Multiple sources of implementation data indicate that compared to the control teachers, the intervention teachers were more knowledgeable about and more able to integrate the teaching of science reading with science content, to create classrooms characterized by collaborative inquiry and meaning making with science texts, to engage students in the work of text inquiry, and to offer their students tools in the form of comprehension routines and strategies to support their work with science texts.
The results of student Opportunity to Learn Surveys favored the treatment group and were statistically significant for two of the six measures: Emphasis on Reading in Biology —a measure of teacher instruction, guidance and support for science reading —and Student Integration of Biology & Literacy—a measure of student practice of comprehension supporting routines and strategies. Students in treatment schools also reported higher levels on the Student Identity construct than students in control schools (p=0.054). Moreover, the impacts appear to be more robust and consistent for students from non-English speaking families than for those from English-speaking families – with four out of the six outcomes being statistically significant for non-English background students and one out of the six outcomes being significant for English background students.

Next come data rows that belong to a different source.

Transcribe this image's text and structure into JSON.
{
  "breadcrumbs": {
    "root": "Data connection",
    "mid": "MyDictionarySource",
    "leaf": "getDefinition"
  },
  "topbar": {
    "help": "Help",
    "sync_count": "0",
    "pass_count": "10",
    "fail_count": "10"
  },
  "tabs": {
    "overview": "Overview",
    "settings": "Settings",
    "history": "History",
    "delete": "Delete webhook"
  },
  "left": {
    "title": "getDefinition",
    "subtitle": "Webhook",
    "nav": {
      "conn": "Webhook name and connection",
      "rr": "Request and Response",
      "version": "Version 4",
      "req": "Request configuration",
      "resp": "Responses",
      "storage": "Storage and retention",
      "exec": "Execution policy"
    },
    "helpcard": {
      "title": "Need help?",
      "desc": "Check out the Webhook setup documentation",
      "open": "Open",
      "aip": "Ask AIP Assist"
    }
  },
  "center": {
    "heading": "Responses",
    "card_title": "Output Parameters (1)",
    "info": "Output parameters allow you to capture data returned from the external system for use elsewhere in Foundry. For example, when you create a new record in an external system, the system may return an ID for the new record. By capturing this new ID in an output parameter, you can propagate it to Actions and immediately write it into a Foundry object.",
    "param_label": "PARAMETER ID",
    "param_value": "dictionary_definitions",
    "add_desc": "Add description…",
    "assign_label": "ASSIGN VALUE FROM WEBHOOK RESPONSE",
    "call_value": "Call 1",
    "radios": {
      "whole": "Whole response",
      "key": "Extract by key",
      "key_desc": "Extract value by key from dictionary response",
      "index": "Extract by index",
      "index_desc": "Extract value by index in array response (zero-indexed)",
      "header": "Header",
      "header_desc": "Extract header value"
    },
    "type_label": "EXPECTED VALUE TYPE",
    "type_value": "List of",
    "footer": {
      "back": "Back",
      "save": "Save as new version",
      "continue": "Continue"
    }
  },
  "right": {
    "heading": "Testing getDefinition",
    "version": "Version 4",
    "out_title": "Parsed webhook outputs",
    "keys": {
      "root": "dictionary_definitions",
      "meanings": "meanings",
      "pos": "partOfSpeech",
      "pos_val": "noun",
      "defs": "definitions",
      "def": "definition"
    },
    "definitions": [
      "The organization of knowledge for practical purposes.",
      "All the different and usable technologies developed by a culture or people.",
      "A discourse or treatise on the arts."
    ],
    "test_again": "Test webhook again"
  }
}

For the California Standards Tests, students in the treatment schools performed better than their counterparts in control schools on all state standardized assessments: English language arts, reading comprehension, and biology. The effect sizes of 0.23, 0.24, and 0.28 on English language arts, reading comprehension, and biology CST tests give an estimate of the magnitude of the difference between student test scores in the intervention and control groups. A year of reading growth at the high school level has been estimated to produce a magnitude of change of approximately .19 (Hill, Bloom, Black, & Lipsey, 2008). This indicates that students in the intervention classes were about one year ahead of their counterparts in control classes at the end of the study. Thus, there is some evidence that the intervention—professional development to support implementation of the Reading Apprenticeship instructional framework in high school biology classes—is associated with increases in teaching quality and student achievement.
Greenleaf, C., Litman, C., Rosen, R., Boscardin, C., Herman, J., & Schneider, S.A., et al. (in press). Integrating Literacy and Science in Biology: Teaching and Learning Impacts of Reading Apprenticeship Professional Development. American Educational Research Journal.